Die Sonne auf Filmplakaten fungiert oft als kraftvolles Symbol, das zwischen Hoffnung, Bedrohung und emotionaler Intensität changiert. In vielen Motiven erscheint sie als gleißende Lichtquelle, die Figuren konturiert und Stimmungen verstärkt. Besonders deutlich wird dies in Werken wie Die glorreichen Sieben (1960), dessen Plakat die Sonne als dramatischen Hintergrund nutzt, um heroische Silhouetten zu betonen.

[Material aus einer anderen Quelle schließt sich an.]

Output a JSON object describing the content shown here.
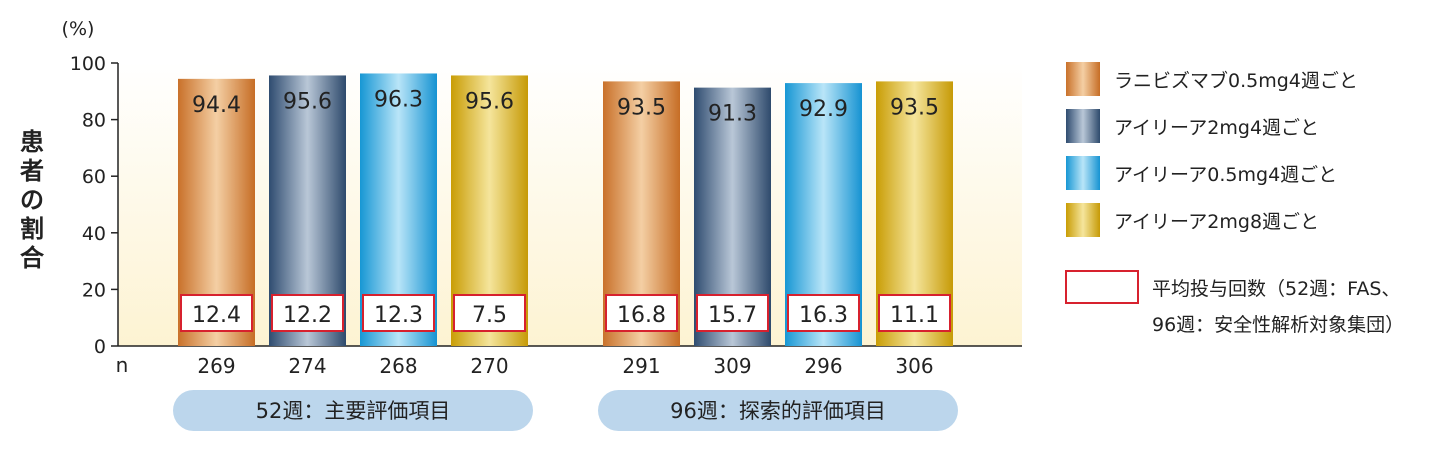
{
  "chart_data": {
    "type": "bar",
    "yunit": "(%)",
    "ylabel": "患者の割合",
    "ylim": [
      0,
      100
    ],
    "yticks": [
      0,
      20,
      40,
      60,
      80,
      100
    ],
    "n_label": "n",
    "grid": false,
    "legend_position": "right",
    "groups": [
      {
        "label": "52週：主要評価項目",
        "values": [
          94.4,
          95.6,
          96.3,
          95.6
        ],
        "box_values": [
          "12.4",
          "12.2",
          "12.3",
          "7.5"
        ],
        "n": [
          "269",
          "274",
          "268",
          "270"
        ]
      },
      {
        "label": "96週：探索的評価項目",
        "values": [
          93.5,
          91.3,
          92.9,
          93.5
        ],
        "box_values": [
          "16.8",
          "15.7",
          "16.3",
          "11.1"
        ],
        "n": [
          "291",
          "309",
          "296",
          "306"
        ]
      }
    ],
    "series": [
      {
        "name": "ラニビズマブ0.5mg4週ごと",
        "color": "#d98a3c"
      },
      {
        "name": "アイリーア2mg4週ごと",
        "color": "#3e5f86"
      },
      {
        "name": "アイリーア0.5mg4週ごと",
        "color": "#27a6e0"
      },
      {
        "name": "アイリーア2mg8週ごと",
        "color": "#d4ab0e"
      }
    ],
    "box_legend": {
      "line1": "平均投与回数（52週：FAS、",
      "line2": "96週：安全性解析対象集団）"
    },
    "colors": {
      "box_border": "#d7212e",
      "pill": "#bcd6ec",
      "background_fade": "#fdf3d2"
    }
  }
}
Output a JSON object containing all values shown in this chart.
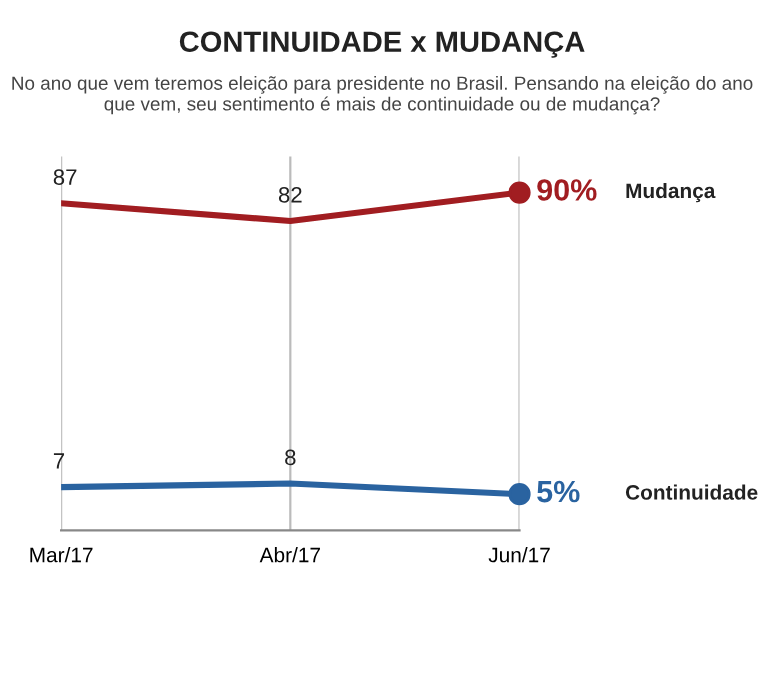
{
  "chart_data": {
    "type": "line",
    "title": "CONTINUIDADE x MUDANÇA",
    "subtitle": "No ano que vem teremos eleição para presidente no Brasil. Pensando na eleição do ano que vem, seu sentimento é mais de continuidade ou de mudança?",
    "categories": [
      "Mar/17",
      "Abr/17",
      "Jun/17"
    ],
    "series": [
      {
        "name": "Mudança",
        "color": "#a11d21",
        "values": [
          87,
          82,
          90
        ],
        "value_labels": [
          "87",
          "82",
          "90%"
        ]
      },
      {
        "name": "Continuidade",
        "color": "#2a63a0",
        "values": [
          7,
          8,
          5
        ],
        "value_labels": [
          "7",
          "8",
          "5%"
        ]
      }
    ],
    "grid": "x",
    "line_style": "solid",
    "legend": false,
    "tick_labels": "x"
  }
}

Gleichzeitig kann die Sonne auch eine Atmosphäre der Leichtigkeit erzeugen. In Sommer in Orange (2011) wird sie als warmes, fast überstrahlendes Element eingesetzt, das die Unbeschwertheit und den spirituellen Überschwang der dargestellten Gemeinschaft visuell unterstützt. Die Farbpalette solcher Plakate tendiert zu Gelb-, Gold- und Orangetönen, die sofort Assoziationen von Hitze, Freiheit und Energie wecken.
In anderen Fällen dient die Sonne als Kontrastmittel. Das Plakat zu Der Wüstenplanet (1984) nutzt eine überdimensionierte, fremdartige Sonne, um die Unwirtlichkeit und Größe der gezeigten Welt zu vermitteln. Hier wird das Sonnenmotiv nicht als Quelle des Lebens, sondern als Zeichen einer harschen, unbarmherzigen Umgebung inszeniert.
Ob als Hoffnungsträger, stilistischer Akzent oder bedrohliche Macht – die Sonne bleibt eines der vielseitigsten visuellen Elemente auf Filmplakaten. Sie strukturiert Räume, definiert Emotionen und verleiht selbst statischen Motiven eine dynamische, fast narrative Kraft.